An Introduction to Radical Theology: The death and resurrection of God Trevor Greenfield
O Books £12.99 (978-1-905047-60-4)
ChurchTimes Bookshop £11.70
FOR this author, radical theology takes as its starting-point “acknowledgement of the literal or metaphorical Death of God.” This “requires a rethinking of Jesus away from the cosmic redeemer back towards the human teacher”. Subjective experience takes precedence over the objective reality of God.
Greenfield’s book puts these ideas in the wider context of Enlightenment and romantic thought, and the theological ferment associated with Bultmann, Bonhoeffer, and Tillich. They are followed by more recent troublers of theological peace: John Robinson, Don Cupitt, and John Spong. The second part of the book tackles important issues, such as the place of Jesus, and the nature of ethics, in radical theology.
The writing is, by and large, engaging, but the book has two drawbacks. The first is stylistic. Highly compressed accounts of great thinkers read, at times, like abbrevi-ted lecture notes, and occasionally lapse into the kind of jargon that might pass by Greenfield’s intended audience. But the text is of limited use to students, because the quotations are not referenced and there is no index. The second objection is more substantial. Radical theology, in this account, seems to define itself by caricaturing and dismissing Christian tradition. Rejecting the idea of God as the “old man in the sky” is hardly fair to most Christian theology.

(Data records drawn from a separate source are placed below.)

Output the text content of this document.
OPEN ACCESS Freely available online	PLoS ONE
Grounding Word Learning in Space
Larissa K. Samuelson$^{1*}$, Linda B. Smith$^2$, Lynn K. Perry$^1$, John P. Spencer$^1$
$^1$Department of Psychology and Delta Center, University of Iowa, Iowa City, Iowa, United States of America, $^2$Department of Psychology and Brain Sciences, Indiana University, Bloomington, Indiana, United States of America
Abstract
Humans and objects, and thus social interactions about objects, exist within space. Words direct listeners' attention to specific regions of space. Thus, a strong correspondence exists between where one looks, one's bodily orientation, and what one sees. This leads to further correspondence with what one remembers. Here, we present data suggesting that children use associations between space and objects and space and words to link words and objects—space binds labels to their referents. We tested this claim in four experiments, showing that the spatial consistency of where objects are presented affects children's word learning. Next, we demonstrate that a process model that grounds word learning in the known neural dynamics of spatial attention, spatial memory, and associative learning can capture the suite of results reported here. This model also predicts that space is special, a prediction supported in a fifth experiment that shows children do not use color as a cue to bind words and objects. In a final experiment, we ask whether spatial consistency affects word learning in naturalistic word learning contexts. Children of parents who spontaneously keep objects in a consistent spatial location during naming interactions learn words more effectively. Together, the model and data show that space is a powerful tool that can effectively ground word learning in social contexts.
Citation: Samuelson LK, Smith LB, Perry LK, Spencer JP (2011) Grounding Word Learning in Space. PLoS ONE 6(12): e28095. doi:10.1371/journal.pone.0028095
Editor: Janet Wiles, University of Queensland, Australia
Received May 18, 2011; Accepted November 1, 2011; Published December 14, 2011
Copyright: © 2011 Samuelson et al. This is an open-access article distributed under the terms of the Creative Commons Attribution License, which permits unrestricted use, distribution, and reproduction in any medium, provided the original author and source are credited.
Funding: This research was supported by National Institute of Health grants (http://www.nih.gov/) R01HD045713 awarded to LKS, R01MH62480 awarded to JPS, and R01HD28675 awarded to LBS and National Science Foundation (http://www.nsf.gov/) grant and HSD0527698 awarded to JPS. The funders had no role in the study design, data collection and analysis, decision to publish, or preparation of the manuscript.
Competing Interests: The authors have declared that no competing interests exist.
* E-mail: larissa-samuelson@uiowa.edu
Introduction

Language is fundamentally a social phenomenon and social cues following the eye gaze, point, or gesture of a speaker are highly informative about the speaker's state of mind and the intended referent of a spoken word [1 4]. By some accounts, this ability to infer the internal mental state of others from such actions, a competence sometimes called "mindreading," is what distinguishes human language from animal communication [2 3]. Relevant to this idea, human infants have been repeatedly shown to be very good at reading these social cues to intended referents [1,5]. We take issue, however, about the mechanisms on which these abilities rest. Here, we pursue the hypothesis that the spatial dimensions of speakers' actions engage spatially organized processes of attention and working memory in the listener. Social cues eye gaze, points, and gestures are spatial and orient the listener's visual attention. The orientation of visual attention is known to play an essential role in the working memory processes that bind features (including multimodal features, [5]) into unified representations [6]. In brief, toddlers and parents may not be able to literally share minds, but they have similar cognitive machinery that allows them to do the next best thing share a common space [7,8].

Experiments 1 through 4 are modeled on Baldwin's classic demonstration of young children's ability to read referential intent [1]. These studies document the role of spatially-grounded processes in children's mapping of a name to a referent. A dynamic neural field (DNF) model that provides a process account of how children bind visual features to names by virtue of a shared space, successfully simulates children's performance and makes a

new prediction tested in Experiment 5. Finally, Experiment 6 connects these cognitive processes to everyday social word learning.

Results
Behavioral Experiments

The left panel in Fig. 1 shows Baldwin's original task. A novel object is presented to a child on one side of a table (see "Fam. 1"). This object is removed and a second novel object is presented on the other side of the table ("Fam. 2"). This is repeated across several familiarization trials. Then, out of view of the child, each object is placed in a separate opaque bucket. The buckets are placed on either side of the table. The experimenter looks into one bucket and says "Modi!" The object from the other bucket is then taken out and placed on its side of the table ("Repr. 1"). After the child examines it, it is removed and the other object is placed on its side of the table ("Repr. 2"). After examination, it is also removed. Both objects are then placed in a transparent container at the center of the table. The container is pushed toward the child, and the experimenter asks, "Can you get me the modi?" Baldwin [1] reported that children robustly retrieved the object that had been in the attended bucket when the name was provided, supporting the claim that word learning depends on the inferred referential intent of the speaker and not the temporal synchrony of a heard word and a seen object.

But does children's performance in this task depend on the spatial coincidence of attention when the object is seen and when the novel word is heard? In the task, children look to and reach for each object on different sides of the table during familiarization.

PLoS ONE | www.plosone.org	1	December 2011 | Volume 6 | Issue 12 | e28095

This is a pity, because the Church does need to hear these discomforting voices, and question its truth-claims. As it stands, the reader is left with little but the death of God and some generally left-leaning ethical positions. Greenfield raises the possibility that the rejection of God’s objective reality might not be the end of the story. But he tells us little of the strange and unsettling “resurrection” of God implied by the title.
It is almost as if this type of theology is not radical and self-critical enough. It embraces a Dawkins-style rationalism and modernism which close off conversation. An example: God made flesh is rejected in favour of Jesus as good teacher. This, we are told, is the “safer” option for secular people. But why on earth is radical theology playing it safe?
Dr Shakespeare is Anglican Chaplain at Liverpool Hope University.